The main problem is that our database is far from normalized. The Clients_Suppliers table has a composite key made of 3 columns, the Code - varchar2(16), Category - char(2) and the last one is up_date, a date. Every change in one client's address is stored in that same table with a new date. So we can have records such as this:
code ca up_date
---------------- -- --------
1234567890123456 CL 01/01/09
1234567890123456 CL 01/01/10
1234567890123456 CL 01/01/11
1234567890123456 CL 01/01/12
6543210987654321 SU 01/01/10
6543210987654321 SU 08/03/11
Worst, in every table that uses a client's information, instead of the full composite key, only the code and category is stored. Invoices, for instance, has its own keys, including the emission date. So we can have something like this:
invoice_no serial_no emission code ca
---------- --------- -------- ---------------- --
1234567890 12345 05/02/12 1234567890123456 CL
My specific problem is that I have to generate a list of clients for which invoices where created in a given period.

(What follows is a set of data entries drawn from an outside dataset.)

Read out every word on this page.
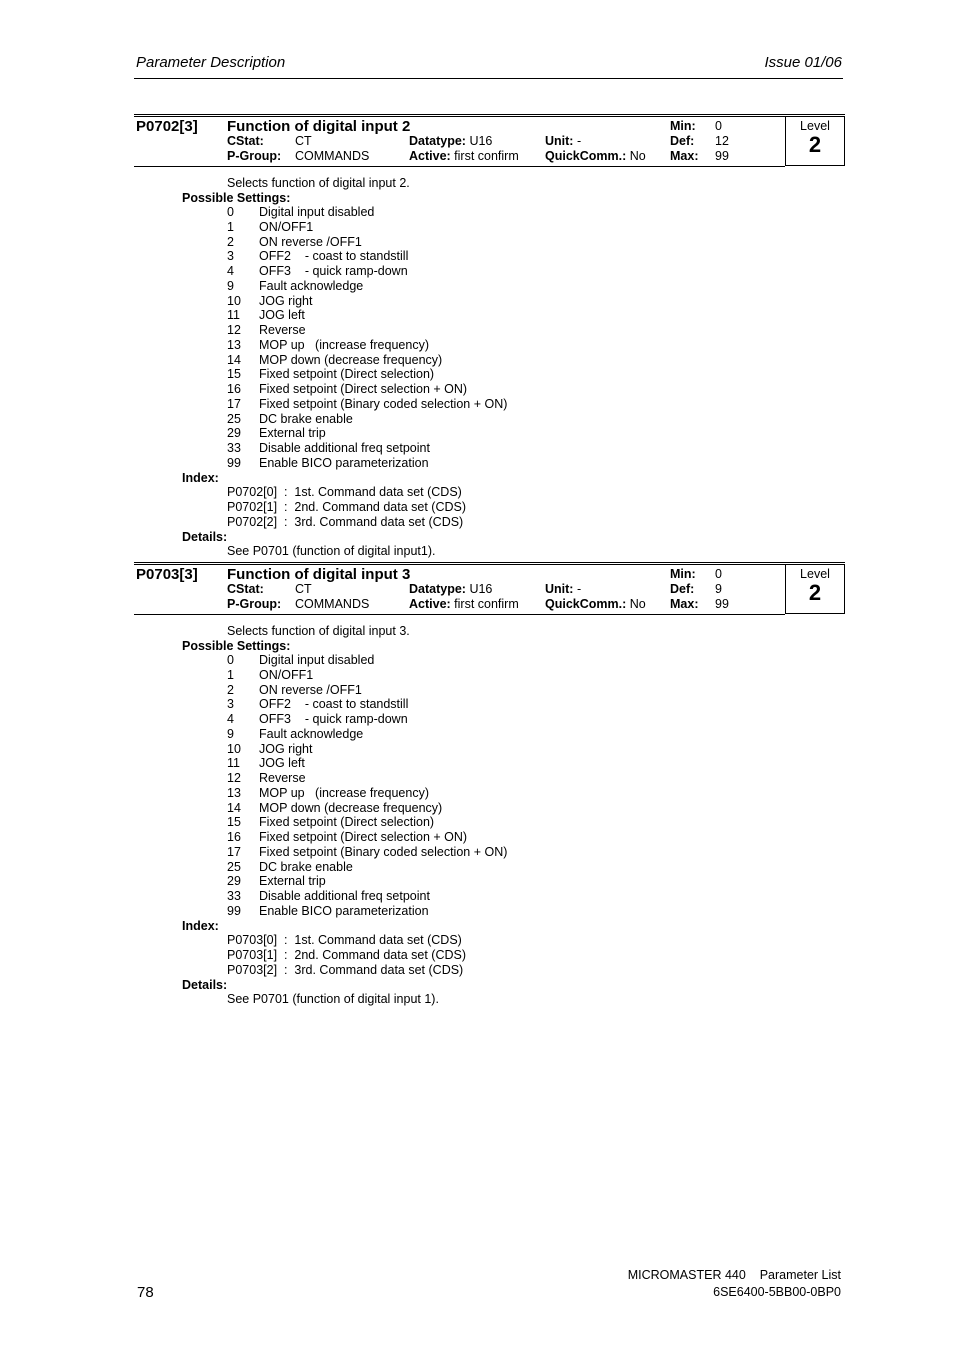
Parameter Description	Issue 01/06
P0702[3] Function of digital input 2
CStat: CT
P-Group: COMMANDS
Datatype: U16
Active: first confirm
Unit: -
QuickComm.: No
Min: 0
Def: 12
Max: 99
Level
2
Selects function of digital input 2.
Possible Settings:
0 Digital input disabled
1 ON/OFF1
2 ON reverse /OFF1
3 OFF2    - coast to standstill
4 OFF3    - quick ramp-down
9 Fault acknowledge
10 JOG right
11 JOG left
12 Reverse
13 MOP up   (increase frequency)
14 MOP down (decrease frequency)
15 Fixed setpoint (Direct selection)
16 Fixed setpoint (Direct selection + ON)
17 Fixed setpoint (Binary coded selection + ON)
25 DC brake enable
29 External trip
33 Disable additional freq setpoint
99 Enable BICO parameterization
Index:
P0702[0]  :  1st. Command data set (CDS)
P0702[1]  :  2nd. Command data set (CDS)
P0702[2]  :  3rd. Command data set (CDS)
Details:
See P0701 (function of digital input1).
P0703[3] Function of digital input 3
CStat: CT
P-Group: COMMANDS
Datatype: U16
Active: first confirm
Unit: -
QuickComm.: No
Min: 0
Def: 9
Max: 99
Level
2
Selects function of digital input 3.
Possible Settings:
0 Digital input disabled
1 ON/OFF1
2 ON reverse /OFF1
3 OFF2    - coast to standstill
4 OFF3    - quick ramp-down
9 Fault acknowledge
10 JOG right
11 JOG left
12 Reverse
13 MOP up   (increase frequency)
14 MOP down (decrease frequency)
15 Fixed setpoint (Direct selection)
16 Fixed setpoint (Direct selection + ON)
17 Fixed setpoint (Binary coded selection + ON)
25 DC brake enable
29 External trip
33 Disable additional freq setpoint
99 Enable BICO parameterization
Index:
P0703[0]  :  1st. Command data set (CDS)
P0703[1]  :  2nd. Command data set (CDS)
P0703[2]  :  3rd. Command data set (CDS)
Details:
See P0701 (function of digital input 1).
78
MICROMASTER 440    Parameter List
6SE6400-5BB00-0BP0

Since I have to get the most recent info from the clients, I have to use max(up_date).
So here's my query (in Oracle):
SELECT
CL.CODE,
CL.CATEGORY,
-- other address fields
FROM
CLIENTS_SUPPLIERS CL
INVOICES I
WHERE
CL.CODE = I.CODE AND
CL.CATEGORY = I.CATEGORY AND
CL.UP_DATE =
(SELECT
MAX(CL2.UP_DATE)
FROM
CLIENTS_SUPPLIERS CL2
WHERE
CL2.CODE = I.CODE AND
CL2.CATEGORY = I.CATEGORY AND
CL2.UP_DATE <= I.EMISSION
) AND
I.EMISSION BETWEEN DATE1 AND DATE2
It takes up to seven hours to select 178,000 rows. Invoices has 300,000 rows between DATE1 and DATE2.
It's a (very, very, very) bad design, and I've raised the fact that we should improve it, by normalizing the tables. That would involve creating a table for clients with a new int primary key for each pair of code/category and another one for Adresses (with the client primary key as a foreign key), then use the Adresses' primary key in each table that relates to clients.
But it would mean changing the whole system, so my suggestion has been shunned. I need to find a different way of improving performance (apparently using only SQL).
I've tried indexes, views, temporary tables but none have had any significant improvement on performance. I'm out of ideas, does anyone have a solution for this?
Thanks in advance!
Upvotes: 1
Views: 1024
Reputation: 1270081
You might try rewriting the query to use analytic functions rather than a correlated subquery:
select *
from (SELECT CL.CODE, CL.CATEGORY, -- other address fields
max(up_date) over (partition by cl.code, cl.category) as max_up_date
FROM CLIENTS_SUPPLIERS CL join
INVOICES I
on CL.CODE = I.CODE AND
CL.CATEGORY = I.CATEGORY and
I.EMISSION BETWEEN DATE1 AND DATE2 and
up_date <= i.emission
) t
where t.up_date = max_up_date
You might want to remove the max_up_date column in the outside select.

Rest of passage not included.